Windows users can use the firewall to filter personal computers, and temporarily shut down 135,137,445 port 3389 remote login
Second, the timely update Windows has released security patches.In March MS17-010 vulnerability has just been burst, Microsoft has for Win7, Win10 and other systems, including a security update; the incident broke out, Microsoft has quickly not yet provided official support for Windows XP and other systems released Special patch.
Third, the use of & ldquo; blackmail virus immune tool "rupian to repair.Users through other computers to download Tencent computer housekeeper "blackmail virus immune tool" and offline version (), and copy the file to a safe, non-toxic U disk; then the designated computer in the closed Wi-Fi, unplug the network cable, State boot, and as soon as possible to backup important files; and then through the U disk to use the "blackmail virus immune tool" off-line version, a key to repair loopholes; network can use the computer.
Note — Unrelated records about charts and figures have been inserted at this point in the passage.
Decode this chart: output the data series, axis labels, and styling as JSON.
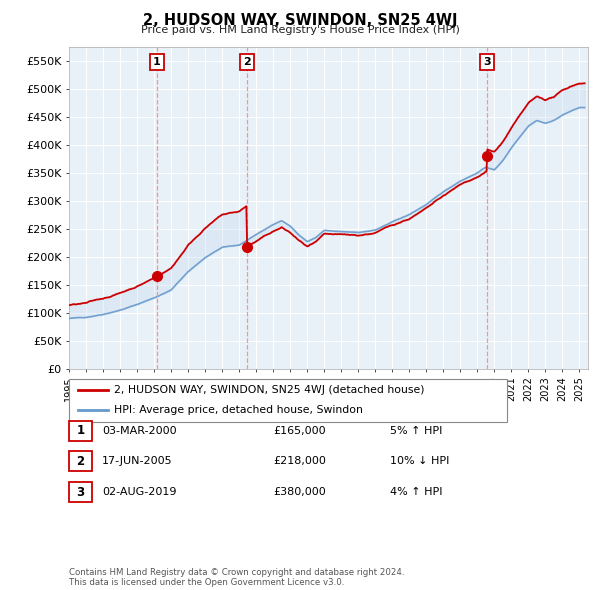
{
  "title": "2, HUDSON WAY, SWINDON, SN25 4WJ",
  "subtitle": "Price paid vs. HM Land Registry's House Price Index (HPI)",
  "ylabel_ticks": [
    "£0",
    "£50K",
    "£100K",
    "£150K",
    "£200K",
    "£250K",
    "£300K",
    "£350K",
    "£400K",
    "£450K",
    "£500K",
    "£550K"
  ],
  "ytick_values": [
    0,
    50000,
    100000,
    150000,
    200000,
    250000,
    300000,
    350000,
    400000,
    450000,
    500000,
    550000
  ],
  "ylim": [
    0,
    575000
  ],
  "background_color": "#ffffff",
  "plot_bg_color": "#e8f0f8",
  "grid_color": "#ffffff",
  "hpi_line_color": "#6699cc",
  "hpi_fill_color": "#c8ddf0",
  "house_line_color": "#cc0000",
  "vline_color": "#ff8888",
  "legend_house": "2, HUDSON WAY, SWINDON, SN25 4WJ (detached house)",
  "legend_hpi": "HPI: Average price, detached house, Swindon",
  "transactions": [
    {
      "num": 1,
      "date": "03-MAR-2000",
      "price": 165000,
      "pct": "5%",
      "dir": "↑",
      "year": 2000.17
    },
    {
      "num": 2,
      "date": "17-JUN-2005",
      "price": 218000,
      "pct": "10%",
      "dir": "↓",
      "year": 2005.46
    },
    {
      "num": 3,
      "date": "02-AUG-2019",
      "price": 380000,
      "pct": "4%",
      "dir": "↑",
      "year": 2019.58
    }
  ],
  "footer": "Contains HM Land Registry data © Crown copyright and database right 2024.\nThis data is licensed under the Open Government Licence v3.0.",
  "xmin": 1995,
  "xmax": 2025.5,
  "hpi_segments": [
    [
      1995.0,
      90000
    ],
    [
      1996.0,
      92000
    ],
    [
      1997.0,
      98000
    ],
    [
      1998.0,
      106000
    ],
    [
      1999.0,
      116000
    ],
    [
      2000.0,
      128000
    ],
    [
      2001.0,
      142000
    ],
    [
      2002.0,
      175000
    ],
    [
      2003.0,
      200000
    ],
    [
      2004.0,
      218000
    ],
    [
      2005.0,
      222000
    ],
    [
      2006.0,
      240000
    ],
    [
      2007.0,
      258000
    ],
    [
      2007.5,
      265000
    ],
    [
      2008.0,
      255000
    ],
    [
      2008.5,
      240000
    ],
    [
      2009.0,
      228000
    ],
    [
      2009.5,
      235000
    ],
    [
      2010.0,
      248000
    ],
    [
      2011.0,
      245000
    ],
    [
      2012.0,
      243000
    ],
    [
      2013.0,
      248000
    ],
    [
      2014.0,
      262000
    ],
    [
      2015.0,
      275000
    ],
    [
      2016.0,
      293000
    ],
    [
      2017.0,
      315000
    ],
    [
      2018.0,
      335000
    ],
    [
      2019.0,
      350000
    ],
    [
      2019.5,
      360000
    ],
    [
      2020.0,
      355000
    ],
    [
      2020.5,
      372000
    ],
    [
      2021.0,
      395000
    ],
    [
      2021.5,
      415000
    ],
    [
      2022.0,
      435000
    ],
    [
      2022.5,
      445000
    ],
    [
      2023.0,
      440000
    ],
    [
      2023.5,
      445000
    ],
    [
      2024.0,
      455000
    ],
    [
      2024.5,
      462000
    ],
    [
      2025.0,
      468000
    ]
  ],
  "sale_years": [
    2000.17,
    2005.46,
    2019.58
  ],
  "sale_prices": [
    165000,
    218000,
    380000
  ]
}
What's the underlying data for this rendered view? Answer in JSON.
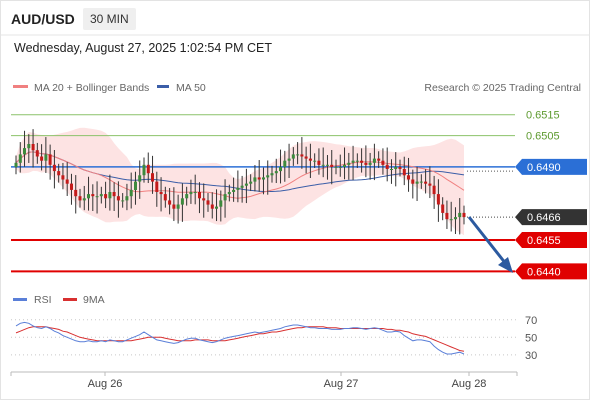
{
  "header": {
    "symbol": "AUD/USD",
    "timeframe": "30 MIN",
    "timestamp": "Wednesday, August 27, 2025 1:02:54 PM CET"
  },
  "legend": {
    "ma20_label": "MA 20 + Bollinger Bands",
    "ma50_label": "MA 50",
    "credit": "Research © 2025 Trading Central",
    "rsi_label": "RSI",
    "rsi_ma_label": "9MA"
  },
  "colors": {
    "up": "#3d8a3d",
    "down": "#c41a1a",
    "ma20": "#f08080",
    "ma50": "#3b5ea8",
    "band": "#fde3e3",
    "resistance_green": "#8cc26a",
    "pivot_blue": "#2b6fd6",
    "support_red": "#e00000",
    "rsi": "#5a7fd8",
    "rsi_ma": "#d83030"
  },
  "chart_data": [
    {
      "type": "candlestick",
      "x_ticks": [
        "Aug 26",
        "Aug 27",
        "Aug 28"
      ],
      "y_range": [
        0.6433,
        0.6523
      ],
      "levels": [
        {
          "label": "0.6515",
          "value": 0.6515,
          "kind": "resistance"
        },
        {
          "label": "0.6505",
          "value": 0.6505,
          "kind": "resistance"
        },
        {
          "label": "0.6490",
          "value": 0.649,
          "kind": "pivot"
        },
        {
          "label": "0.6466",
          "value": 0.6466,
          "kind": "last"
        },
        {
          "label": "0.6455",
          "value": 0.6455,
          "kind": "support"
        },
        {
          "label": "0.6440",
          "value": 0.644,
          "kind": "support"
        }
      ],
      "closes": [
        0.6492,
        0.6496,
        0.6499,
        0.6501,
        0.6498,
        0.6495,
        0.6493,
        0.6496,
        0.6491,
        0.6488,
        0.6486,
        0.6484,
        0.6482,
        0.6479,
        0.6476,
        0.6474,
        0.6475,
        0.6477,
        0.6476,
        0.6476,
        0.6477,
        0.6475,
        0.6478,
        0.6476,
        0.6474,
        0.6474,
        0.6476,
        0.6479,
        0.6483,
        0.6486,
        0.6491,
        0.6487,
        0.6483,
        0.6478,
        0.6477,
        0.6474,
        0.6472,
        0.647,
        0.6472,
        0.6475,
        0.6477,
        0.6478,
        0.6478,
        0.6475,
        0.6474,
        0.6472,
        0.647,
        0.6471,
        0.6474,
        0.6477,
        0.6478,
        0.6479,
        0.648,
        0.6481,
        0.6482,
        0.6483,
        0.6485,
        0.6484,
        0.6485,
        0.6486,
        0.6487,
        0.6488,
        0.649,
        0.6493,
        0.6494,
        0.6496,
        0.6496,
        0.6495,
        0.6494,
        0.6493,
        0.6493,
        0.6491,
        0.6491,
        0.6491,
        0.649,
        0.649,
        0.649,
        0.6491,
        0.6492,
        0.6493,
        0.6493,
        0.6492,
        0.6491,
        0.6492,
        0.6494,
        0.6493,
        0.6491,
        0.6489,
        0.6489,
        0.649,
        0.6489,
        0.6486,
        0.6484,
        0.6482,
        0.6483,
        0.6483,
        0.6482,
        0.6481,
        0.6477,
        0.6472,
        0.6468,
        0.6465,
        0.6465,
        0.6466,
        0.6468,
        0.6466
      ],
      "rsi": {
        "y_ticks": [
          "70",
          "50",
          "30"
        ],
        "values": [
          63,
          66,
          67,
          66,
          63,
          61,
          60,
          62,
          60,
          57,
          55,
          52,
          50,
          48,
          46,
          45,
          45,
          46,
          45,
          45,
          46,
          45,
          47,
          46,
          45,
          45,
          47,
          49,
          51,
          53,
          56,
          53,
          50,
          47,
          46,
          45,
          44,
          43,
          44,
          46,
          48,
          49,
          49,
          47,
          46,
          45,
          44,
          45,
          47,
          49,
          50,
          51,
          52,
          53,
          54,
          55,
          56,
          55,
          56,
          57,
          58,
          59,
          60,
          62,
          63,
          64,
          64,
          63,
          62,
          61,
          61,
          60,
          60,
          60,
          59,
          59,
          59,
          60,
          60,
          61,
          61,
          60,
          59,
          60,
          61,
          60,
          58,
          56,
          56,
          57,
          56,
          52,
          49,
          46,
          47,
          47,
          46,
          45,
          40,
          36,
          33,
          31,
          31,
          32,
          33,
          31
        ],
        "ma_values": [
          55,
          57,
          59,
          61,
          62,
          62,
          62,
          62,
          61,
          60,
          59,
          57,
          56,
          54,
          52,
          50,
          49,
          48,
          47,
          46,
          46,
          46,
          46,
          46,
          46,
          46,
          46,
          46,
          47,
          48,
          49,
          50,
          50,
          50,
          50,
          49,
          48,
          47,
          46,
          46,
          46,
          46,
          47,
          47,
          47,
          47,
          46,
          46,
          46,
          46,
          47,
          48,
          49,
          50,
          51,
          52,
          53,
          54,
          54,
          55,
          56,
          56,
          57,
          58,
          59,
          60,
          61,
          61,
          62,
          62,
          62,
          62,
          62,
          61,
          61,
          61,
          60,
          60,
          60,
          60,
          60,
          60,
          60,
          60,
          60,
          60,
          60,
          59,
          59,
          58,
          58,
          57,
          56,
          54,
          53,
          52,
          51,
          49,
          47,
          45,
          43,
          41,
          39,
          37,
          35,
          34
        ]
      }
    }
  ]
}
Tencent computer steward for the introduction of extortion virus "Laughter virus immunization tools & rdquo;
Fourth, the backup.Important information must be backed up, beware of loss of information.
Ma Jinsong pointed out that the major colleges and universities usually access the network is for education, research and international academic exchange service education and scientific research network, the backbone of the network for academic purposes, most of the 445 port do not do to deal with, which is leading to the college Become one of the reasons for the hardest hit.
In addition, if the user computer to open the firewall, will prevent the computer to receive 445 port data. But in China's colleges and universities, some students in order to play LAN games, and sometimes need to close the firewall, but also the incident in the Chinese universities to spread another reason.
Tencent security joint laboratory anti-virus laboratory announced the virus attack flow chart
At the same time because the Trojan encrypts using AES to encrypt the file and uses the asymmetric encryption algorithm RSA 2048 to encrypt the random key, each file uses a random key that is theoretically unbreakable. For the current online to pass the Trojan virus release the key, has been confirmed as rumors. In fact, in the public network environment, because the virus switch mechanism is set to close mode temporarily stopped the spread, but does not rule out the possibility of making new variants of the author. To remind the majority do not believe in rumors, so as to avoid more serious losses.
Finally, to remind the majority of users, be sure to strengthen the network security awareness, unfamiliar links do not click, unfamiliar files do not download, strange mail do not open!